If the patient is willing to talk with a health care worker, it is advisable for the worker to conduct safety planning with her, or to call in social workers or local domestic violence advocates to do this. This would include discussing a safe place to stay, restraining orders, legal help, counseling or support groups, financial help, etc. Other resources which doctors may be able to access for patients may include home visitation and public health nursing.

If the patient says she or he has not been abused, but a health care worker sees indicia of abuse, a health care worker may say, "I understand you may not want to talk to me about this, but usually if I see injuries like yours, it's because someone is being hurt by their partner. I want to give you this safety plan and hotline number."

If domestic violence is suspected or confirmed, the issue arises whether the doctor should report it to the police. In some states, this is mandated. In others, reports are made only for statistical purposes or are made to a social services agency. The issue of mandatory reporting is very controversial among health care professionals. Proponents argue that such reports can help stop the domestic violence by bringing it to the attention of the criminal justice system. Opponents point out that there may be severe consequences if the batterer finds out about the report, such as retaliation against the victim or refusal to allow the victim to go back to the doctor the next time she has injuries.
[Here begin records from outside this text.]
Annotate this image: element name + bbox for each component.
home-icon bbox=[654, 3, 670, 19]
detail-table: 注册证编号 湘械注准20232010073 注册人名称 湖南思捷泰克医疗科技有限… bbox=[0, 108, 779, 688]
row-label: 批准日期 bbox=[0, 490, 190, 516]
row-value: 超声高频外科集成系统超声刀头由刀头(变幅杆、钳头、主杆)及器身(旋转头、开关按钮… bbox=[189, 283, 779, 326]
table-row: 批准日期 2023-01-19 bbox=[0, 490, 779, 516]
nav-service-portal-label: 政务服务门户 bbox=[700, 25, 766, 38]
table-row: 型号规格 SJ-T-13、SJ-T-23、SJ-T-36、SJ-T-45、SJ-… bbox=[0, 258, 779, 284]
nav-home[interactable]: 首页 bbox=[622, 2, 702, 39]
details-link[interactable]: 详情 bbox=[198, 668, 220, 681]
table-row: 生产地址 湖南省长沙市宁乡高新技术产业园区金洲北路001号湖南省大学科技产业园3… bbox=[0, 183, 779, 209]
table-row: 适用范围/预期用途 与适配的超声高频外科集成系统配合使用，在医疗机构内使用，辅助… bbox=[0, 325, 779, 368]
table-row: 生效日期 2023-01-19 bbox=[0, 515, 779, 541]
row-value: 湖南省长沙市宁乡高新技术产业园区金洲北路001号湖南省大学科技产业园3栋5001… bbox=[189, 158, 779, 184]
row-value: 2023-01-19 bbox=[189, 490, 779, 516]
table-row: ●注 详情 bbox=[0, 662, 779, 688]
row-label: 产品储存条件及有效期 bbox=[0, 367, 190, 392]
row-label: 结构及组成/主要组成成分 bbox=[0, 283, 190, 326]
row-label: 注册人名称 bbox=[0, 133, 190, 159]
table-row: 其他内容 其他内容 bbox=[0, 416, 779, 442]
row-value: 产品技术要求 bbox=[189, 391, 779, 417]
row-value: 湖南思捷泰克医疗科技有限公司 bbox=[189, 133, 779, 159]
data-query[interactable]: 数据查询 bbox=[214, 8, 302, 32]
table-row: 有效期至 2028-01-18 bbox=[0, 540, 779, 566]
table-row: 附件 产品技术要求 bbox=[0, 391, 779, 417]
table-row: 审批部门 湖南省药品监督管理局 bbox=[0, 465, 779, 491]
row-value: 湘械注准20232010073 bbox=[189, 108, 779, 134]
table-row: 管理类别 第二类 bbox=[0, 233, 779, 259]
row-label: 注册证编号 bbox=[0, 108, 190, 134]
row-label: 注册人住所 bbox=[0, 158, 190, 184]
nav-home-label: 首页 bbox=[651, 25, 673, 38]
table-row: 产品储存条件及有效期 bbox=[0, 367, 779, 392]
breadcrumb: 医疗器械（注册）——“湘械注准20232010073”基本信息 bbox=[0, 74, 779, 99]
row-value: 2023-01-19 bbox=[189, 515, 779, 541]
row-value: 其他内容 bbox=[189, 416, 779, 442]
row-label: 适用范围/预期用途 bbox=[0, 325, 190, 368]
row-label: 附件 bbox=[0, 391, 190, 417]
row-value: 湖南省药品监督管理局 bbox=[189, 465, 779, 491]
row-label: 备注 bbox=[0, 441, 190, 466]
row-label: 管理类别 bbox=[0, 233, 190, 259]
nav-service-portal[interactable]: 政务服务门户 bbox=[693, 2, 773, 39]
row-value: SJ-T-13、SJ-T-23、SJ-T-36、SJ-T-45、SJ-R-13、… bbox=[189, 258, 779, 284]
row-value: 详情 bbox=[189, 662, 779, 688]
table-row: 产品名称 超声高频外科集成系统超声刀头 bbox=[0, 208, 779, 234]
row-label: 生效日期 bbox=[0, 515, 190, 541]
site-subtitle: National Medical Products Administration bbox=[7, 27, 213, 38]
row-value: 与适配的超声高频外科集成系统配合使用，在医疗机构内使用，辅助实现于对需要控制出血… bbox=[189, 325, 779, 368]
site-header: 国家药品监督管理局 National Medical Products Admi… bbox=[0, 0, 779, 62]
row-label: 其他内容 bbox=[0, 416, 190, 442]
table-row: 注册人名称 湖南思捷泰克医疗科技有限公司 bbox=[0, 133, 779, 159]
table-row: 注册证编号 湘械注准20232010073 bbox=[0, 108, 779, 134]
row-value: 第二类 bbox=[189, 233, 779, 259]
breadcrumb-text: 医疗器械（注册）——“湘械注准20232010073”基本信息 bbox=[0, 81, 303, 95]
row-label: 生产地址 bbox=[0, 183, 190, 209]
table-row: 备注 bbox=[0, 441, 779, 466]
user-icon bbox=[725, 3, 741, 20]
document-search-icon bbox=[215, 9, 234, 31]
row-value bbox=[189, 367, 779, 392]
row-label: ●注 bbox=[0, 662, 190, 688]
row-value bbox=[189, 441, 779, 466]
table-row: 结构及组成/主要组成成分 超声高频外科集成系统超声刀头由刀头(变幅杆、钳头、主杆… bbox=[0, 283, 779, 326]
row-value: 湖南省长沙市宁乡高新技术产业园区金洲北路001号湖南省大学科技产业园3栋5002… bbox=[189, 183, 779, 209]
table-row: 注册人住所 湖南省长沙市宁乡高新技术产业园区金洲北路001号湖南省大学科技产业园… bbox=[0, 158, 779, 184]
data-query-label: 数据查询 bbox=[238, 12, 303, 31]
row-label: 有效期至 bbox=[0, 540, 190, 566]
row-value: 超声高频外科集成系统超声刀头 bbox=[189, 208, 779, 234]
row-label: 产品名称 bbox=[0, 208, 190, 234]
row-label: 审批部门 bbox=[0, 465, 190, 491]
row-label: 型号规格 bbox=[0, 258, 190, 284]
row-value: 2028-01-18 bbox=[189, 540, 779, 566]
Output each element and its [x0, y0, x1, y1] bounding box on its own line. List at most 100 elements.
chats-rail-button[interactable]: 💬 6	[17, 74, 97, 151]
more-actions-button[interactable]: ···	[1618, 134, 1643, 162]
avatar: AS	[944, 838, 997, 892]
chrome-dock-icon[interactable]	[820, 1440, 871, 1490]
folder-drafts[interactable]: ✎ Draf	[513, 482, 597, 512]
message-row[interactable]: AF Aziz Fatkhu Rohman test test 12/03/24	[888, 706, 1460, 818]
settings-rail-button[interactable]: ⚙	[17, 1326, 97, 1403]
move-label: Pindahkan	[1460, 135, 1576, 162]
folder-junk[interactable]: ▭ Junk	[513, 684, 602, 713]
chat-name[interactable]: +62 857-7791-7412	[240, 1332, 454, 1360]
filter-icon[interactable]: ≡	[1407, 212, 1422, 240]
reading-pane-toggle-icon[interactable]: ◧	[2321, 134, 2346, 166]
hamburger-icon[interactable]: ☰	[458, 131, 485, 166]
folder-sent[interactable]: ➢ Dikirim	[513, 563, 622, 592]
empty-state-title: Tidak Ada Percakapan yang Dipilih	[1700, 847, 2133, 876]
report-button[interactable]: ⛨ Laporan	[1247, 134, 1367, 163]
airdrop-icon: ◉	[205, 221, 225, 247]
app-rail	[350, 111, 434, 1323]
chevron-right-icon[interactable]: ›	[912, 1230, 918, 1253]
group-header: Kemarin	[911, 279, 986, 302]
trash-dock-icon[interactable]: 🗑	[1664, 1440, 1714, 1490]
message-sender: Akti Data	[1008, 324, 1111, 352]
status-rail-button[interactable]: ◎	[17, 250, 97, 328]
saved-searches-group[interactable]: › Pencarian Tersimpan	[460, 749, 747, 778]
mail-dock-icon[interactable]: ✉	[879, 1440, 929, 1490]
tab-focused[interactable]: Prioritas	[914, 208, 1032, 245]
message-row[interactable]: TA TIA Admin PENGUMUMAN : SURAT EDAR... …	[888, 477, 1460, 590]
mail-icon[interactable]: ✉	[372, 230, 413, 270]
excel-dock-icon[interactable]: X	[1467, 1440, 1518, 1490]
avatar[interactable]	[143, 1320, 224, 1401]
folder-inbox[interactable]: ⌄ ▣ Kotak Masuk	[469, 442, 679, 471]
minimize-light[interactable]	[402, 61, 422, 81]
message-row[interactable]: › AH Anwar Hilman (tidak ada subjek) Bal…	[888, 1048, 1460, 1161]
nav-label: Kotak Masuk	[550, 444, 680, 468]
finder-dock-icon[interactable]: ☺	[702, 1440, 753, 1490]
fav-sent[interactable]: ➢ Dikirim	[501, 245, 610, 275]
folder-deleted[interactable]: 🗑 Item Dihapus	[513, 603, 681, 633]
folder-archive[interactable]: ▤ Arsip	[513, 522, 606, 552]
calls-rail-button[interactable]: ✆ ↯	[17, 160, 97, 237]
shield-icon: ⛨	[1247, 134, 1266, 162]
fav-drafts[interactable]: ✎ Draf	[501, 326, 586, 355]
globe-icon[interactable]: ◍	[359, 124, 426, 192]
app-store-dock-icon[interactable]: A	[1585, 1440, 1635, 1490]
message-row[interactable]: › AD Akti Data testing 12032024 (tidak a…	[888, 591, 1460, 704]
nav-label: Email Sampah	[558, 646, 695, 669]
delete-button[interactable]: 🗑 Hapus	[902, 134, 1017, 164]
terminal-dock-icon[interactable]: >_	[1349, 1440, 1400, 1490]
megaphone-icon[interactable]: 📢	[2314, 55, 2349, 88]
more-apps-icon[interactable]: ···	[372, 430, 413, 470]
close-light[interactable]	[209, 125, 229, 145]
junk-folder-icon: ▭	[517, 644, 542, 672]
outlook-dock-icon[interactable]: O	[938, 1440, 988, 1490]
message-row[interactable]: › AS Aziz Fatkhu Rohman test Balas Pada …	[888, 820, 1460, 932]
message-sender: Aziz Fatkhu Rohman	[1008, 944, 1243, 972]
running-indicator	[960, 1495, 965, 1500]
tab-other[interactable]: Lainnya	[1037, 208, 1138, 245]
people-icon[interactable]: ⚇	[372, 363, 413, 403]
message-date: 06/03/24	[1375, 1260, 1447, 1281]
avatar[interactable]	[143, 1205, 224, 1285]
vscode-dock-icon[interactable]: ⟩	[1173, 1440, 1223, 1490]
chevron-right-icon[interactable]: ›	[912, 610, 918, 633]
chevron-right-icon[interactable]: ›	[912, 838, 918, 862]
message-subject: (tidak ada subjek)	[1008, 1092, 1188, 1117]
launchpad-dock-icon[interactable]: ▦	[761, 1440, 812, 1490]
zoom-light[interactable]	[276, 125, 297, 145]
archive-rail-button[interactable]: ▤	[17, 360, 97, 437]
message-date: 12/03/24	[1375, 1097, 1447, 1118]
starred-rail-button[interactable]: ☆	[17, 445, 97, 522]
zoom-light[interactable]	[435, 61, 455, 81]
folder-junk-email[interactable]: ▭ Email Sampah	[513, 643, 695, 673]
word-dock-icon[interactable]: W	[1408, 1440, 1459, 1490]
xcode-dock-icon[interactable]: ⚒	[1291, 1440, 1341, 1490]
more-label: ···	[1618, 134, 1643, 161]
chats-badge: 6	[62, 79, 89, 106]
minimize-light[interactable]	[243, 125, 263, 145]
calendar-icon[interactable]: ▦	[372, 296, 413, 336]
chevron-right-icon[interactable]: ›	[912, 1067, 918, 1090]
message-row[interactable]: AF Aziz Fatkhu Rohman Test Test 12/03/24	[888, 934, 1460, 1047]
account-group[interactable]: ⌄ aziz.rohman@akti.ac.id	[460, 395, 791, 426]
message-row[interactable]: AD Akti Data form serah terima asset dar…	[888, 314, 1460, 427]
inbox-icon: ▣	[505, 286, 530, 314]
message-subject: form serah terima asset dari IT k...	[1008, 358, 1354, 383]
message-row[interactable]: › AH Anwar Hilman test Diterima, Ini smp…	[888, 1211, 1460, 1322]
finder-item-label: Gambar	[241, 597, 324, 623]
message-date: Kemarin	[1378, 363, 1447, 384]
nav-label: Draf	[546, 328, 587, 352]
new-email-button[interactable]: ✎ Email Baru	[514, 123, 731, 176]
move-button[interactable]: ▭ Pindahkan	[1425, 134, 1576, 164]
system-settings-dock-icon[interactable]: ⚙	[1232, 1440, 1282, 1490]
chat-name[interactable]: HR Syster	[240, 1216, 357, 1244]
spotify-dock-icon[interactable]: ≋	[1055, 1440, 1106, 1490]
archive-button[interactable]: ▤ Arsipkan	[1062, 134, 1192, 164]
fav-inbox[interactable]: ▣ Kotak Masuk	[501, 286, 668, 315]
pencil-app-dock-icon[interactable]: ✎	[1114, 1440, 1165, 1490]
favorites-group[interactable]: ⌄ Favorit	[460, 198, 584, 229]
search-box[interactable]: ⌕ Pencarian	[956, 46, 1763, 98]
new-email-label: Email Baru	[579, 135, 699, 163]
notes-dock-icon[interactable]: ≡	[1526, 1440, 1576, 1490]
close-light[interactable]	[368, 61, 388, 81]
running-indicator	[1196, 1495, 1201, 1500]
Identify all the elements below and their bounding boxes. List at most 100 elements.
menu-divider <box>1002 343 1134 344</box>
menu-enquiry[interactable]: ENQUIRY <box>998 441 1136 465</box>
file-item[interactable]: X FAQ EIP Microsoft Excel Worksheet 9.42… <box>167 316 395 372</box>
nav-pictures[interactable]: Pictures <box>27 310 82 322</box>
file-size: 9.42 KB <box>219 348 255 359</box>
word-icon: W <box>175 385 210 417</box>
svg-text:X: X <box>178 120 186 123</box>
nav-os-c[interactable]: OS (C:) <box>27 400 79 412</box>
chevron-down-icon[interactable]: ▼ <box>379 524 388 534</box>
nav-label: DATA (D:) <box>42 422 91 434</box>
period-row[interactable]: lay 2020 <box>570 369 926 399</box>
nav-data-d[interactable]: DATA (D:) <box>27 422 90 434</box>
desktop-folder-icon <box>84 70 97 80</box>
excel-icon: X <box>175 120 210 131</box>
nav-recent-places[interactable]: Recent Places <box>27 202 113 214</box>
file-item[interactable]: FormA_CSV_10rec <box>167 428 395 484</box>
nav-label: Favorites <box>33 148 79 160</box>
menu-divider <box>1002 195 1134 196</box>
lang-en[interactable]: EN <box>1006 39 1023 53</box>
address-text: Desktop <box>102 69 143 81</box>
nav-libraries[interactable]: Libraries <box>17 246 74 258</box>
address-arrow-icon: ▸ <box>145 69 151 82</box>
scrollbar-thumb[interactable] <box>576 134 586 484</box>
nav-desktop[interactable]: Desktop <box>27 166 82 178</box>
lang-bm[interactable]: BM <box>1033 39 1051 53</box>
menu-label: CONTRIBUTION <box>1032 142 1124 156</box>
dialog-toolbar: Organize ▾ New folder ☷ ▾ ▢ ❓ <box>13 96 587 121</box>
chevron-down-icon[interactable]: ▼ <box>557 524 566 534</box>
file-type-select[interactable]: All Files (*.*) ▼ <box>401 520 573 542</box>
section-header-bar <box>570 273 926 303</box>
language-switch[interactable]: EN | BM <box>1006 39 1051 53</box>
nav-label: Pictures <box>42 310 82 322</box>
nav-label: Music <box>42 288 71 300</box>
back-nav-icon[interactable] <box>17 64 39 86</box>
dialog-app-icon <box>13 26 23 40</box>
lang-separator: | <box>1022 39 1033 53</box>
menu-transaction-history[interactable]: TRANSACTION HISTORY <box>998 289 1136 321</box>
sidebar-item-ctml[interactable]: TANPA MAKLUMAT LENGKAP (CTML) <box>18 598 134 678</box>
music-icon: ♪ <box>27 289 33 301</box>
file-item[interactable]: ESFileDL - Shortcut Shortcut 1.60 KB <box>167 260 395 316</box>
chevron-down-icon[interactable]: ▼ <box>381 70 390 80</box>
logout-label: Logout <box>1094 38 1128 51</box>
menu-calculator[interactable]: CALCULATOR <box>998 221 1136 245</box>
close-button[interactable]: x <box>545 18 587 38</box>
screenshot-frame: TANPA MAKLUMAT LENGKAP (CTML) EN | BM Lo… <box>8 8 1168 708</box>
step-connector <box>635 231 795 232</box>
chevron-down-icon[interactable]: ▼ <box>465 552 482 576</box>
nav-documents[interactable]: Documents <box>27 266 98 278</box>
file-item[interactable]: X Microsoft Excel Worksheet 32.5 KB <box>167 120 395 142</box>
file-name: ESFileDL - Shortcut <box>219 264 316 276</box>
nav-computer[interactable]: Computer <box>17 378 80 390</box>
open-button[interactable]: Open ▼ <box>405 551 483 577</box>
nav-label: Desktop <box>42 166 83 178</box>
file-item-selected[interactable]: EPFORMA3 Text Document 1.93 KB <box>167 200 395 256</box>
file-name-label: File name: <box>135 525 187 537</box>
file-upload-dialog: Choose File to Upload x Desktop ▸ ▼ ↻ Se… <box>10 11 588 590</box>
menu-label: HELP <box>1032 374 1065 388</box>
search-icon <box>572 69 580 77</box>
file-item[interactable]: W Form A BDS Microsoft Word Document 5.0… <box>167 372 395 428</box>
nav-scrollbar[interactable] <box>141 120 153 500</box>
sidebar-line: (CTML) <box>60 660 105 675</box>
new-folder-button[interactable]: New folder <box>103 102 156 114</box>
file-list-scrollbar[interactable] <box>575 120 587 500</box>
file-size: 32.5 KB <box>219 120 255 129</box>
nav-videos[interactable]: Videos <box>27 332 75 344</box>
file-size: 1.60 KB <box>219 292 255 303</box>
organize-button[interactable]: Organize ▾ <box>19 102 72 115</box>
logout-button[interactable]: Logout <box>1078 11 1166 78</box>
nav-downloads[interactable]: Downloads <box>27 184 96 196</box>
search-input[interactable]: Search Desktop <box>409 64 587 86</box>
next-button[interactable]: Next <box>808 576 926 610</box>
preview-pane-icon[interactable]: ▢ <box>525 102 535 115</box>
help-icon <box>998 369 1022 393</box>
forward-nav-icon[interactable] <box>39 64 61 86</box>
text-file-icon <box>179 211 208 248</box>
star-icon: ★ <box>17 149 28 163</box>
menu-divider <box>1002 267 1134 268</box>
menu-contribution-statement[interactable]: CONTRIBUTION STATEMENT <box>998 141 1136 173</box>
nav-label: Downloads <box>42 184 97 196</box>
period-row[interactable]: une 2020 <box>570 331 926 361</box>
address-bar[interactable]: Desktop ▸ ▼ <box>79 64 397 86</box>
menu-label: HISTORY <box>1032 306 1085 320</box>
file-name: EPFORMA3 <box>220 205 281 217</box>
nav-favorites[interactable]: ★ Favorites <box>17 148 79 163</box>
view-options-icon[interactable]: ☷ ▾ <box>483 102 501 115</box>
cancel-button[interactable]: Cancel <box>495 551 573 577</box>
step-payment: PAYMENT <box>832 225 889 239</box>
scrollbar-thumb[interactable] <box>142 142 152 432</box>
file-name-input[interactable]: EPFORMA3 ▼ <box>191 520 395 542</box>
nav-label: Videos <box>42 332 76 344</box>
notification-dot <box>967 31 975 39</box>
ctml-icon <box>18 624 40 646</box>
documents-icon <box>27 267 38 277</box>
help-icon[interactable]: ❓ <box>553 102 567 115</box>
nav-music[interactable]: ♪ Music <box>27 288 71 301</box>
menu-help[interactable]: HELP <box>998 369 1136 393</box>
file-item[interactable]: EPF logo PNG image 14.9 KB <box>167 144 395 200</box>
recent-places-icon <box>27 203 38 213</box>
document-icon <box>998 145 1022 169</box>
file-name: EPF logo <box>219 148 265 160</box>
Reports to law enforcement may also trigger responses from the child welfare system, with the mother charged with "failure to protect" the children. It is critical to link intervention for domestic violence and child abuse, so that both the adult and child victims receive the help they need, rather than being further victimized.

Dealing with patients who have domestic violence issues can feel overwhelming at times. Medical workers can make a significant difference in stopping this epidemic. Many battered women will not call the police or a shelter or seek a restraining order. A non-judgmental response by health care workers can make a difference in terms of the patient's willingness to seek other types of help, or to come back for help in the future even if she is not now ready to leave her partner. But whether or not the patient decides to leave the abuser and is successful in accomplishing this, bringing up the topic of domestic violence, documenting injuries, telling the patient she does not deserve this, and giving out referrals and safety information may save a patient's life, or the life of her child.